オーガニックとは、ギリシャ語のOrganから派生した言葉で、英語では「内臓」「器官」の意味です。 その形容詞のOrganicは、「生命体の」という意味から、現在の「有機の」「有機的な」という意味になりました。要するに今ではオーガニックと言えば、「農薬や化学肥料を使用しない、清らかで健全な水環境、多様な生物が住む豊かな生物環境、団粒構造で腐葉土の土壌環境が揃った自然環境で栽培すること」を指すようになりました。

近年野菜や果物の栄養価が低くなっているのはご存知でしょうか。例えば、ほうれん草は農薬や化学肥料を使用していなかった約60年前に比べると約半分の栄養しかありません。PART.3で、健康と美しさと幸せに欠かせない「ヘルシーな栄養価の高い生命力に満ちた食べ物は、自然農法や有機栽培された栄養を十分に蓄えた野菜や果物のこと」と述べましたが、これは農薬や化学肥料や農業環境の変化で農作物の栄養を左右する土が痩せてしまっていることが原因です。

オーガニック食品消費量が世界一のアメリカでは、以前オーガニック農産物は環境に優しいという利点はあっても、栄養価については非オーガニック農産物と比べてあまり変わらないと言われていました。しかしこれは、当時栄養学的及び科学的な調査方法が未熟であったための結果であって、抗酸化作用の効能、ポリフェノールやフラボノイドの含有量については調査をしていませんでした。 それから数年後、米国オーガニック機関オーガニックセンターと元農務省研究者チャールズ・ベンブルック博士の共同調査で、ビタミンA、ビタミンC、ビタミンE、カリウム、リン、そして抗酸化作用のある栄養素ポリフェノールなどの含有量を236品目のオーガニック農産物において調べたところ、非オーガニックのそれらと比較して、実に61%が栄養上優れているという検査結果がでました。とは言っても、やはり畑で採れたばかりの新鮮野菜やもぎ立てのみずみずしい果物の栄養価に勝るものはありませんが。 このことから言っても、オーガニック農産物は栄養価が高く、環境に優しく、農薬や化学肥料を使用しないヘルシーな食べ物であることは明らかです。

 

私は都心の比較的緑が多い地域に住んでいますが、それでも排気ガスで汚れた空気、そのまま飲みたくない水道水、工事などの騒音、土のないアスファルトの生活、PCや携帯電話などの電磁波と、オーガニックの観点から言えば決して良い住環境とは言えません。
しかし、自然の多い農業地帯や海産物の採れる海も、今は決して安心できる場所ではなくなってきています。何故なら、農薬や化学肥料で微生物、昆虫、鳥、小動物は少なくなり、土や水が汚れ、海では工場排水などで有害化学物質による汚染度が高くなり、3.11から農産物も海産物も一部、放射能汚染されてしまいました。ここ2、3年の間、人々のオーガニックへの関心が高くなり、有機農産物の生産量が少し増えてきました。それでも全体の約1%と言いますから、どれだけ有機圃場(田畑)が少ないかがお分かり頂けると思います。有機圃場が少ないという事は環境汚染の地域が広いという事でもあります。

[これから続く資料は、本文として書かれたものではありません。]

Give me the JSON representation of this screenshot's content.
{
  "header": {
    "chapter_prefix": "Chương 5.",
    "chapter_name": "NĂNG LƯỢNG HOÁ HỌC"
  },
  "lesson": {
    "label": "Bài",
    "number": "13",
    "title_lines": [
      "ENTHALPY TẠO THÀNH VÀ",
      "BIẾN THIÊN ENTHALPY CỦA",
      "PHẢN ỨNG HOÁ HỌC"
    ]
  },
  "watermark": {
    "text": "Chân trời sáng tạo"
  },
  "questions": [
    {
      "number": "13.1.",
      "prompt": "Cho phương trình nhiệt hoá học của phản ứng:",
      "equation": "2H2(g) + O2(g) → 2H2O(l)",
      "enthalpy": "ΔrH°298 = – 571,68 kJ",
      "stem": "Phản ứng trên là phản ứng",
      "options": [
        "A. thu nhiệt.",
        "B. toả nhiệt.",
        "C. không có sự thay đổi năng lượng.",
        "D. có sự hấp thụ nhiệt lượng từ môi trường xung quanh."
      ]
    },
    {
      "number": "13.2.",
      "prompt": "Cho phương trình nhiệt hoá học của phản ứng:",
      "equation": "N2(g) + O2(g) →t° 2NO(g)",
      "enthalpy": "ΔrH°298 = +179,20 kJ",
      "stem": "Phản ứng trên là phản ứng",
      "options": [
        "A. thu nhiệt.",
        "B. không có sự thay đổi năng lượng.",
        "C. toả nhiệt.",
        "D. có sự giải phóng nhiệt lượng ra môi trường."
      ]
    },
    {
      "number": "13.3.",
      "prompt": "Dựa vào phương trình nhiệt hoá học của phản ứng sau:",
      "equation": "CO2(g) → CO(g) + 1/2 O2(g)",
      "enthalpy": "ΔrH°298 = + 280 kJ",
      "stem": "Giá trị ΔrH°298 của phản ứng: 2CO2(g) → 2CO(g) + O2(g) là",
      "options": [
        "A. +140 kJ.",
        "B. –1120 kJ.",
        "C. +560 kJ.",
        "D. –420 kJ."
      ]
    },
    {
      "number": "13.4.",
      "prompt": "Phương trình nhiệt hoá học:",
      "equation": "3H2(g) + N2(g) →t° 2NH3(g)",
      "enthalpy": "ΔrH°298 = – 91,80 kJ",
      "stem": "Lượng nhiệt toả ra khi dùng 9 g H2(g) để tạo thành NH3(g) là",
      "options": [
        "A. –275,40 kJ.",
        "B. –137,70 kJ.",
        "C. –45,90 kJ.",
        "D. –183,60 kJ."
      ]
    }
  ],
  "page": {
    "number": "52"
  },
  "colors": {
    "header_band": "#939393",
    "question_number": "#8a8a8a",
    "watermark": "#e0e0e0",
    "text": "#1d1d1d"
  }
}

人間が農耕を始めるようになった1万5千年前から、今より約60年前までの農薬や化学肥料が無かった時代は、長きに渡って豊かな自然環境で農業を行い、自給自足が主流でした。農業がビジネスとして成り立つようになってから、私達は野菜や果物をスーパーや八百屋で購入するようになりました。これらの購入には農薬・化学肥料・殺虫剤のコスト、F1種(子孫が残せない種)の購入コスト、農機具のコスト、人件費、運送費などを支払うことになります。輸入農産物の場合は、ここに検疫コスト、防カビ・防虫のためのポストハーベストのコスト、燻蒸のコストなどが加わります。オーガニック野菜や果物を購入した場合、農薬・化学肥料・殺虫剤のコスト、F1種(子孫が残せない種)の購入コスト、ポストハーベストのコスト、燻蒸コストの代わりに、清らかで健全な水環境、多様な生物が住む豊かな生物環境、団粒構造の腐葉土の土壌環境が揃った自然環境保全、自然と調和するサスティナブルな社会の実現のためにコストを支払うことになります。

私達は常に物を選択し購入しています。栄養価とコスト、この二つの観点からみて皆様はどちらにお金を使いたいと思うでしょうか。 「オーガニックを選択する」という事はこういうことです。小さな島国日本にいても、これからは地球単位で物事を考える時代。 賢い選択をして日々生活をすることは心を豊かにする秘訣でもあると思います。